Olivier Ochanine is the 1st Prize Winner of the 2015 Antal Dorati International Conducting Competition in Budapest, Hungary, in which he surpassed nearly 120 other conductors from 23 countries; the prize leads to further performances in Europe. In addition, he is winner of the prestigious The American Prize (2015) in the Professional Orchestra Conducting division. Ochanine is also 2nd Prize Winner in the 2015 London Classical Soloists International Conducting Competition.

A native of Paris, Ochanine began music studies in France. He continued music studies in the United States, and expanded his focus to orchestral conducting, taking up graduate studies and attending master classes with some of the best conducting mentors, including Mark Gibson, Gustav Meier, Marin Alsop, Larry Livingston, Robert Baldwin, John Barnett, and John Farrer. He obtained his master's degree in Conducting from the University of Southern California (USC), and in 2009, began his Doctoral Studies in Orchestral Conducting at the Cincinnati College-Conservatory of Music under Mark Gibson.
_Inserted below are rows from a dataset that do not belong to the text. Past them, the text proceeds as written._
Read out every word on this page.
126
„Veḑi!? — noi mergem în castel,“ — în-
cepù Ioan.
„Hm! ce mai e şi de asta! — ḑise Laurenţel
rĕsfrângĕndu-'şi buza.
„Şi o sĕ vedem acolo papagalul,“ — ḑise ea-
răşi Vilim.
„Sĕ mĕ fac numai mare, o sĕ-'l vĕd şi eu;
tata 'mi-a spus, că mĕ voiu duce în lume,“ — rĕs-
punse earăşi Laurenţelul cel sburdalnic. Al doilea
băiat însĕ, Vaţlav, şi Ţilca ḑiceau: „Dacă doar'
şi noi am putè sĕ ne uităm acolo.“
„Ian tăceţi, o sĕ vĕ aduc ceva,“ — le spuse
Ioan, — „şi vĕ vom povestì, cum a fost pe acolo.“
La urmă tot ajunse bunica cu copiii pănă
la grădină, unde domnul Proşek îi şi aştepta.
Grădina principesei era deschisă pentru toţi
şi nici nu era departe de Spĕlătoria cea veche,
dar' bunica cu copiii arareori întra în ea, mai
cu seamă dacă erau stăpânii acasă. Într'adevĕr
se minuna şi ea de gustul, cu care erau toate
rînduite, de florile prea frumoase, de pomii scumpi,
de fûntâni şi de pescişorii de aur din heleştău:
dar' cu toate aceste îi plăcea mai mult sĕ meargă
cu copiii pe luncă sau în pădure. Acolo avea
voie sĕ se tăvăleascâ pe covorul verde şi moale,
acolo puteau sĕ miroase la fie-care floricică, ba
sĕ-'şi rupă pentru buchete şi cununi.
A flutist and bassist, Ochanine earned his bachelor's degree from the University of Kentucky. He has also played as bassist for the Lexington Philharmonic Orchestra.

Ochanine has been invited to the California Conductors Institute several times. In 2009, Ochanine was among a handful of conductors nationally to be invited by Baltimore Symphony Orchestra Music Director Marin Alsop to conduct in the Cabrillo Music Festival in Santa Cruz, California and to participate in a conducting workshop.

Ochanine's term with the Philippine Philharmonic Orchestra, the nation's leading orchestra, started with the 2010-2011 performance season. Under his leadership, the orchestra performed numerous Philippine premieres and made its first recording in over a decade. Ochanine has also been credited for greatly improving the level of the PPO's playing.

In the Philippines, Ochanine was an active musician, leading masterclasses of chamber music at schools; he has also led conducting masterclasses for the Cultural Center of the Philippines. As part of his outreach mission, Ochanine served for several years as head visiting conductor for the Orchestra of the Filipino Youth, a program geared toward talented youth that stem from severely unfortunate financial backgrounds.

In 2016, Ochanine's project to bring the Philippine Philharmonic Orchestra to Carnegie Hall materialized after years of fundraising and planning, making this the first time a Filipino orchestra has performed in the famed venue.

He has conducted, among many others, the Budapest MAV Symphony Orchestra, Slovak State Philharmonic (Košice), Moscow State Symphony Orchestra, and Gyor Philharmonic Orchestra, Thailand Philharmonic Orchestra, Evergreen Symphony Orchestra. Ochanine regularly collaborates with world-class artists, and has concerts with soloists Jean-Yves Thibaudet, Alexei Volodin, Sergei Nakariakov, Sumi Jo and many others.